Escortservice der Prostitution überführt

Landkreis - Die schmutzigen Geschäfte eines Escortservice im nördlichen Landkreis sind jetzt aufgeflogen: Die Betreiber sollen Frauen zur Prostitution angeboten haben, darunter auch ein minderjähriges Mädchen.

Mit exklusiver Begleitung zu geschäftlichen Terminen, Messen oder Reisen, für einen Abend, einen Urlaub oder sinnliche Momente zu zweit wirbt der Escortservice mit Hauptsitz in London auf seiner Internet-Seite. Die Agentur gibt sich seriös, und Vertrauen, so heißt es, sei „von allerhöchster Bedeutung“. Blindes Vetrauen schenkten auch die jungen Frauen, die hier arbeiteten, dem 46-jährigen Betreiber aus München und seiner 37-Jährigen Mitarbeiterin aus dem südlichen Landkreis. Viele ließen sich durch die Hoffnung auf das schnelle Geld locken. Doch schon bald stellte sich heraus, dass sich hinter dem Deckmantel eines Escortservice ein reines Geschäft mit der Prostitution verbirgt. „Der Betreiber bot im Internet die Vermittlungen von Begleitdamen an, die auch sexuelle Dienste an Kunden im Haus- und Hotelbereich gegen Entgelt leisteten“, heißt es im Polizeibericht. Ihre Provision mussten die Frauen, die bundesweit vermittelt wurden, zu einem Drittel an die Agentur abgeben.

Auch ein 17-jähriges und damit minderjähriges Mädchen ging hier von April 2008 bis April 2009 regelrecht anschaffen. Finanzielle Schwierigkeiten und familiäre Probleme hätten sie laut Polizei in die Fänge des Escortservice getrieben. Genau wie zwei 18 und 20 Jahre alte Frauen hatte die 17-Jährige bis dahin keinerlei Erfahrungen im Rotlichtmileu. Ihre Verzweiflung und Hilflosigkeit hatten sich die Betreiber zunutze gemacht.

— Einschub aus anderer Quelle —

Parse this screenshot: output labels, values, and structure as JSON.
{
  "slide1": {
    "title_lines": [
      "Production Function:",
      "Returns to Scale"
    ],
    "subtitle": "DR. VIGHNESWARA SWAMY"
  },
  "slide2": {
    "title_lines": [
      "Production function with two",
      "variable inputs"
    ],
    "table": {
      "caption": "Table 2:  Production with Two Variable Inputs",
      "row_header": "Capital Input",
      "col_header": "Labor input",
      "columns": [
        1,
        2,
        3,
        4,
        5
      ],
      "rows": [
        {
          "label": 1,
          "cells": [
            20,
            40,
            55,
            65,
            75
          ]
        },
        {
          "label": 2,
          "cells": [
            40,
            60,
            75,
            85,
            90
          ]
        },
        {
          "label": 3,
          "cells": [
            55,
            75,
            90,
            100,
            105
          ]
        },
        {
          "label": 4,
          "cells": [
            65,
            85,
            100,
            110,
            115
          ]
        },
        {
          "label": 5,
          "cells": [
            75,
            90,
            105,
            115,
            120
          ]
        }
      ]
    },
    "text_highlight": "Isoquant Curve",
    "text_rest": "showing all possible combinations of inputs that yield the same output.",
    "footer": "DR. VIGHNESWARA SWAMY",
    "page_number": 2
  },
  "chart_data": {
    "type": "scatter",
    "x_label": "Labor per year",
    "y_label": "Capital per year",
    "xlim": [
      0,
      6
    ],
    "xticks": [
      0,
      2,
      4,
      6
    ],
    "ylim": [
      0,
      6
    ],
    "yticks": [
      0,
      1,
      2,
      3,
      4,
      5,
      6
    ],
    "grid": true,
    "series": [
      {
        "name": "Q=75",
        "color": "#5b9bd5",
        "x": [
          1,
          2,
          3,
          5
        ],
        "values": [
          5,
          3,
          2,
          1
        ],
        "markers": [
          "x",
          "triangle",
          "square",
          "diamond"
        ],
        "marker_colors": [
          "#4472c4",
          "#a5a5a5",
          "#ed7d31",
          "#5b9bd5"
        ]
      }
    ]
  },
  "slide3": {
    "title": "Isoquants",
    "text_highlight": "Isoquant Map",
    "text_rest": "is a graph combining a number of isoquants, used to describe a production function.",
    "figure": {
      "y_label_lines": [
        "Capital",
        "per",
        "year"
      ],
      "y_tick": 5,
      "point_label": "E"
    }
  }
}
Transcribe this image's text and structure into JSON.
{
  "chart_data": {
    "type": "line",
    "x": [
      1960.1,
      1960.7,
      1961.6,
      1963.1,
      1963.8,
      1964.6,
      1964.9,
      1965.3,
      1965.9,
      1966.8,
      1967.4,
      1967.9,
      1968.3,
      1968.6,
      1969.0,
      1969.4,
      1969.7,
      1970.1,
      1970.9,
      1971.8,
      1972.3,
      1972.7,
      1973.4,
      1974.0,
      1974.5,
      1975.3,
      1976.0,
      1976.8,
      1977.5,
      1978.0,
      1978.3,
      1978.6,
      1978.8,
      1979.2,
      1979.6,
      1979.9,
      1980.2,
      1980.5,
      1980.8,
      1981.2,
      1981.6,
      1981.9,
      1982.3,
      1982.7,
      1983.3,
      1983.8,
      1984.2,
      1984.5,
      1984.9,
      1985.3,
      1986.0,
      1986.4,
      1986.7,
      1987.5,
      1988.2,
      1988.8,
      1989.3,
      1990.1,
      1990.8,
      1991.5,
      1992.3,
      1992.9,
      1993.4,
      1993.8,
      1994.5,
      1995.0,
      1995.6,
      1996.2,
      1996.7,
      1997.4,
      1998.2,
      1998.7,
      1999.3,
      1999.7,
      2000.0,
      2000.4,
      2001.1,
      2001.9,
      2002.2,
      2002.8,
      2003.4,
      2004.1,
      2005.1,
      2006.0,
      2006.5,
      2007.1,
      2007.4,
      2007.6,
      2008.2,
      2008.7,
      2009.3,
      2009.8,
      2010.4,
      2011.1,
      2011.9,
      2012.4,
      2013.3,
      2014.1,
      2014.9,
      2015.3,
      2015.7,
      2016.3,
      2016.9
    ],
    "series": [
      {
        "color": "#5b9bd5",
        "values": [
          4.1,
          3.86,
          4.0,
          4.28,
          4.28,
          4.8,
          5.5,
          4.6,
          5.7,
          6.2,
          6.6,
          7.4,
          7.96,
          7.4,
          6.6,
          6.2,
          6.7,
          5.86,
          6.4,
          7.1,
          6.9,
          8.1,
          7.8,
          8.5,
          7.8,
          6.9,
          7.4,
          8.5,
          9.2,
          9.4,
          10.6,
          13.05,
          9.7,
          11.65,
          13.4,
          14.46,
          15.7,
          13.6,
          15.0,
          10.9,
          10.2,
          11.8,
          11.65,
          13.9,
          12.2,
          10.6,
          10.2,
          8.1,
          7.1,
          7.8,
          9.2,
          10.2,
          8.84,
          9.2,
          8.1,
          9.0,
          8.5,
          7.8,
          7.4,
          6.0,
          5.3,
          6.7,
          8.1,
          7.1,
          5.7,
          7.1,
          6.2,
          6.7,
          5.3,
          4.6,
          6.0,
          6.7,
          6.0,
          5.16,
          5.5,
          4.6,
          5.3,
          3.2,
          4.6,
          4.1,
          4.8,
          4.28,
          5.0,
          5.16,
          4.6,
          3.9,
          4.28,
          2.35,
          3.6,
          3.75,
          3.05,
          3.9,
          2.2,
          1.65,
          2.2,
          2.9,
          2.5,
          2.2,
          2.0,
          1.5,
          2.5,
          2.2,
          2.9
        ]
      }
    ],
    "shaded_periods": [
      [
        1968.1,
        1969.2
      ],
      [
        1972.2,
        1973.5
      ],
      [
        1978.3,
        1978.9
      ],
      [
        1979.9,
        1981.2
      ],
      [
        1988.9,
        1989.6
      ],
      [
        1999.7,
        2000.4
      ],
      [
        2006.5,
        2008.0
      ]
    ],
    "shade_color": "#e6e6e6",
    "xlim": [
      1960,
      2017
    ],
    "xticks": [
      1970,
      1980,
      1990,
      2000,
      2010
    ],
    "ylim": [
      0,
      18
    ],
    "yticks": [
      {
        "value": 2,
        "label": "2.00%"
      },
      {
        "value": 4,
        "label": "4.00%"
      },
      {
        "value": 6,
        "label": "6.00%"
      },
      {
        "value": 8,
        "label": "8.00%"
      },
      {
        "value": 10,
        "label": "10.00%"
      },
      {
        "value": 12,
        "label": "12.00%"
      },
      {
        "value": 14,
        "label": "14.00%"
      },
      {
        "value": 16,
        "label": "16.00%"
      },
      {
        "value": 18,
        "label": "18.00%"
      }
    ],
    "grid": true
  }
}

Aufgeflogen waren die Machenschaften, weil weder die Escortagentur noch die Begleitdamen ihre Einnahmen versteuerten. Die Münchner Steuerfahndung setzte sich mit der Polizei in Verbindung. Im Laufe der Ermittlungen durch das Kommissariat 35 für Menschenhandel, Prostitution und Zuhälterei erhärteten sich die Anhaltspunkte, dass hier neben Steuerstraftaten und Sozialleistungsbetrug auch Delikte aus dem Rotlichtmileu vorliegen. Bei einer Durchsuchung bei den beschuldigten Betreibern und den Escort-Frauen im Januar fanden die Ermittler eindeutiges Beweismaterial für ihren Verdacht. Dabei handelt es sich vermutlich um Unterlagen.

Außerdem wurden bei dem Betreiber hochwertige Fahrzeuge und eine Fotostudioausrüstung gefunden und gepfändet, wodurch die bisher entstandenen Steuerschulden des Escortservice nahezu beglichen werden konnten. Weitere Ermittlungsverfahren wurden seitens der Steuerfahndung eingeleitet.